I still haven’t heard it played at a movie theater or a sports bar, so there went that theory. It’s still pretty awesome, though.
PLAYLIST
A seriously abridged compendium of recent and future CD releases
• Feb. 12 is a Friday, which means that there will be a new set of random albums available for sale in the stores and whatever, and now let’s talk about hipster rocker Ariel Pink, the one-time Lilys member who has been trolling his fans and the music media for over a decade now. His hobbies include posing as a really crazy political extremist, which had gone largely unnoticed until the other week, when I wrote a piece on Medium.com about him. To my knowledge, no journalist has ever come out and accused him of being an Andy Kaufman-style super-troll (one YouTube commenter said that’s exactly what Pink is), and there’s the outside possibility that I’m wrong (I’m not), but he pulled a too-obvious publicity stunt in the wake of the January 2021 invasion of the U.S. Capitol that instantly put him in the same league as Sacha Baron Cohen (Borat). He actually got interviewed on the Tucker Carlson Show by claiming that he was dropped by his record company “simply for attending the event,” which did cause a bit of a stir. No one actually did have any video or photographic evidence of Pink hanging out at the rally that led to the insurrection; there was just a mysterious Instagram post that “outed” him, which later resulted in a tweet from his record company claiming they’d dropped him. Long story short, fans and casual observers who’ve been well aware of Pink’s over-the-top pranking over the years did notice a particular clue that gave up the jig. I’m pretty proud of this journalistic moment, but I won’t take up this whole space by elaborating further. If you want to read about it for some ungodly reason, just google “Eric Saeger Medium” and click on the first link you see. The story will be in the list.

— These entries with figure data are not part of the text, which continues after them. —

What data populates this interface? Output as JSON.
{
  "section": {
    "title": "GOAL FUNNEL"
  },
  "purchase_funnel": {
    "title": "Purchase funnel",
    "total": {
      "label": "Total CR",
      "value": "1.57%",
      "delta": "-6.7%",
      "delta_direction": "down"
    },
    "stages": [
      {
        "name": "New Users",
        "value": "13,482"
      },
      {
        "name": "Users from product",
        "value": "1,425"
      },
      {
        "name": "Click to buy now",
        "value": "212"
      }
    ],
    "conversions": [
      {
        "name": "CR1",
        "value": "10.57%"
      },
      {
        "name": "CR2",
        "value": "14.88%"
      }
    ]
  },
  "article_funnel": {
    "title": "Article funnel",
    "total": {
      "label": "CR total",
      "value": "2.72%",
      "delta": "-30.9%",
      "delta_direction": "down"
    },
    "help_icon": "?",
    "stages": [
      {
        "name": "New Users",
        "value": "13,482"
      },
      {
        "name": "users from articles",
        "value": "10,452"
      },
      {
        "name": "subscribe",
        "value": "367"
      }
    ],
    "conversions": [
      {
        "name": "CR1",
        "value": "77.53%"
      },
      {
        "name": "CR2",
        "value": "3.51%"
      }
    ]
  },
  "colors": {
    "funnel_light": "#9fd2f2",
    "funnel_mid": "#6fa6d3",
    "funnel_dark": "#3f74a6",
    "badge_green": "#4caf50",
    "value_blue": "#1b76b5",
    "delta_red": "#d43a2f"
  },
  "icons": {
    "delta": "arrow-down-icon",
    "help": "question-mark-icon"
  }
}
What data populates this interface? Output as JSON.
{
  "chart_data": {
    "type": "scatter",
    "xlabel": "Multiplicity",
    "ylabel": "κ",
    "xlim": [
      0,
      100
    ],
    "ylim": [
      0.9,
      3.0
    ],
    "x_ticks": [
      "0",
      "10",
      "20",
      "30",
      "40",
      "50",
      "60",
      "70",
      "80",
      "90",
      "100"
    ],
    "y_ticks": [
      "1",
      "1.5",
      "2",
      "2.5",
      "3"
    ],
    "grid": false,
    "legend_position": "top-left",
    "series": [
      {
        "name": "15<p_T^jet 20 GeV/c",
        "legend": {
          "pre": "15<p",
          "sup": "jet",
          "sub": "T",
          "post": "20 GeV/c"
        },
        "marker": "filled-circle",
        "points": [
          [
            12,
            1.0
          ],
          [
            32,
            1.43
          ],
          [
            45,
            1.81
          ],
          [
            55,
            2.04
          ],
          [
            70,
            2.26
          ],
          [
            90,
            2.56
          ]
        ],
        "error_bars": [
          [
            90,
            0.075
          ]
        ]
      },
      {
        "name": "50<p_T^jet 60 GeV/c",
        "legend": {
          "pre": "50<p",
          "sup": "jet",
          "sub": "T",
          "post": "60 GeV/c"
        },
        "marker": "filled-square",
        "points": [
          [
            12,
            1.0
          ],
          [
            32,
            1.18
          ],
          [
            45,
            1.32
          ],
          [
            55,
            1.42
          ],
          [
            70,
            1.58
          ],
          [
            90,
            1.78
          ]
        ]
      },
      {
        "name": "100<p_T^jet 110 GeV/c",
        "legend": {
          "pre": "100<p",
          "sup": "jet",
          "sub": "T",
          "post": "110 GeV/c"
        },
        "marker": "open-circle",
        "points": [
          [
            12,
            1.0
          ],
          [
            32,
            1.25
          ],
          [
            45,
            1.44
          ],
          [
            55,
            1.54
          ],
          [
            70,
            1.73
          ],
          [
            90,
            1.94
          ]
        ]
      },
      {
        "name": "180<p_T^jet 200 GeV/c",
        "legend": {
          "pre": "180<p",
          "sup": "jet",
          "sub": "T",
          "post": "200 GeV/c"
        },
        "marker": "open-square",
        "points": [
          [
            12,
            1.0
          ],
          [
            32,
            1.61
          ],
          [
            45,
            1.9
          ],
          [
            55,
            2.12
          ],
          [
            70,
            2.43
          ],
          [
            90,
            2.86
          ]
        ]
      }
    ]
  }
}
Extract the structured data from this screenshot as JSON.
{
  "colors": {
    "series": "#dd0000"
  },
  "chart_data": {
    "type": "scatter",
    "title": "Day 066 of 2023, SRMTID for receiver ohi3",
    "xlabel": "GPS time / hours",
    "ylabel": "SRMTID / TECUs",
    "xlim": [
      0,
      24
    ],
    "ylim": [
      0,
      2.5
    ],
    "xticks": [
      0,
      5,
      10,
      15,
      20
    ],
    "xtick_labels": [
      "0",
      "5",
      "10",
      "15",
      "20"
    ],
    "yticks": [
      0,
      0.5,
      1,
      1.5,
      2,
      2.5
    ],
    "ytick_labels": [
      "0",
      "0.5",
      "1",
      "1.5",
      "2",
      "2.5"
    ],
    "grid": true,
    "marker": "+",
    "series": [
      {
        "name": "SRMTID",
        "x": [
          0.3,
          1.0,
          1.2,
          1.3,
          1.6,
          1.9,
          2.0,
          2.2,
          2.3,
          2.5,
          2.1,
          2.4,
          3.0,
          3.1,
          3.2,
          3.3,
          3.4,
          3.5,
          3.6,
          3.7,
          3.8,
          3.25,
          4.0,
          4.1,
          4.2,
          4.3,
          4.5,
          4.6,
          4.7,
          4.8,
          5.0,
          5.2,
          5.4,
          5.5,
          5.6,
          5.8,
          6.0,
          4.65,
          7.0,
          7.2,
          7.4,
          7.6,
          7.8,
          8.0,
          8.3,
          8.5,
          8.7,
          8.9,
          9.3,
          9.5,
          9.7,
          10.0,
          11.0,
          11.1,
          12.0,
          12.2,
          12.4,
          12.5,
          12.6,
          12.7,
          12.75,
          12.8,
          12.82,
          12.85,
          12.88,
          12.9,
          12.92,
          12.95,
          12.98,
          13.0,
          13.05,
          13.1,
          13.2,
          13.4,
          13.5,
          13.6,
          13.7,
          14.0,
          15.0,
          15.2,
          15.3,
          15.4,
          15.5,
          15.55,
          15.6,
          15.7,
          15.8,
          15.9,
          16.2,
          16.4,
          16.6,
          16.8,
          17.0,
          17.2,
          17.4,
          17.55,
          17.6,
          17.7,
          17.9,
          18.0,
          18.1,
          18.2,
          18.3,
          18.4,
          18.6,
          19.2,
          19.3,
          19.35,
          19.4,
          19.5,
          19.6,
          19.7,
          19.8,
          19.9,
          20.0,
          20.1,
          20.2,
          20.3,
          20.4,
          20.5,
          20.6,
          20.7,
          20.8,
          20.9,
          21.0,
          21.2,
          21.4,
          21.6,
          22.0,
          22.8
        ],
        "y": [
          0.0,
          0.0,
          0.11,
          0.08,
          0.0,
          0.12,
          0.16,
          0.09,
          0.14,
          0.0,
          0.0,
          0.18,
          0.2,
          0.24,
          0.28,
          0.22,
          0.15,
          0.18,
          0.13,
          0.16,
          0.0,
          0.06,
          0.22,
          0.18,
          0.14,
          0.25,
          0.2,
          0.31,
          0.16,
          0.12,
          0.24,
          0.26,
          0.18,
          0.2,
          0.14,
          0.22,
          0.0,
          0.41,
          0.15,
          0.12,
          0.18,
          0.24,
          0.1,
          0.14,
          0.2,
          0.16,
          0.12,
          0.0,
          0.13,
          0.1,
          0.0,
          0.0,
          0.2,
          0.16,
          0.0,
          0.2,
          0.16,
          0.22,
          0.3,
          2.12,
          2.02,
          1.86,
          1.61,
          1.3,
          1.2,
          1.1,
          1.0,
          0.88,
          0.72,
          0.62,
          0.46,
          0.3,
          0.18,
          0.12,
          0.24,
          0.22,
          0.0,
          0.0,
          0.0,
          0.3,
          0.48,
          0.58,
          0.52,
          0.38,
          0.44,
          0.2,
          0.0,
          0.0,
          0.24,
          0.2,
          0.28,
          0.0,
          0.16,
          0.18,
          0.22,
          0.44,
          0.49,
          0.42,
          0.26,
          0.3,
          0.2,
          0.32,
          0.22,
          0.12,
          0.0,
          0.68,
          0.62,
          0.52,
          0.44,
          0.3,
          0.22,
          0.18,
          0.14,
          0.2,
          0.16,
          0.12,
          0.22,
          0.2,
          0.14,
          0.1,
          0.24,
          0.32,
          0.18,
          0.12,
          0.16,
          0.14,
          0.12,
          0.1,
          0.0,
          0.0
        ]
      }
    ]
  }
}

• Speaking of intolerable college-pop bands, look guys, it’s Philadelphia/Brooklyn-based one-hit-wonders Clap Your Hands Say Yeah’s new album, New Fragility, fresh out of the oven! The band hasn’t charted since 2011, back when half the emails in my inbox were from public relations hacks trying to get me to write about the band’s Hysterical album (even after I’d already done so), but here we are again, I can hardly contain my enthusiasm! The latest single, “Where They Perform Miracles,” basically rips off Bright Eyes, which actually might be a selling point to some of you people. It’s an OK-sounding indie-folk strum-fest, naturally without a discernible hook, but plenty of strummy, alt-folkie vibe.
• Man, I don’t know how people can stand what passes for “music journalism” these days, really. It’s always the same annoying overuse of litotes (double-negatives — for example, writing “not bad” instead of “good”) just to fill space. There’s a new album from dream-pop duo Sports, called Get a Good Look Pt. 1, and this is what UnderTheRadar said about it: “’Never Know,’ the latest track from the band, wastes no time in delivering the band’s established blend of indie pop and funk, infused with touches of psychedelia.” Why would some band waste any time in the first place, right? And why didn’t the writer just say, ‘It sounds like the Bee Gees singing underwater, like everything else they do’?
• Finally, L.A. indie band Bodies of Water releases Is This What It’s Like this week. Test-drive single “Every Little Bird” starts off like a Rocky Horror bit, then becomes the boring Brooklyn-hipster gymnasium-pop nonsense I expected, yay.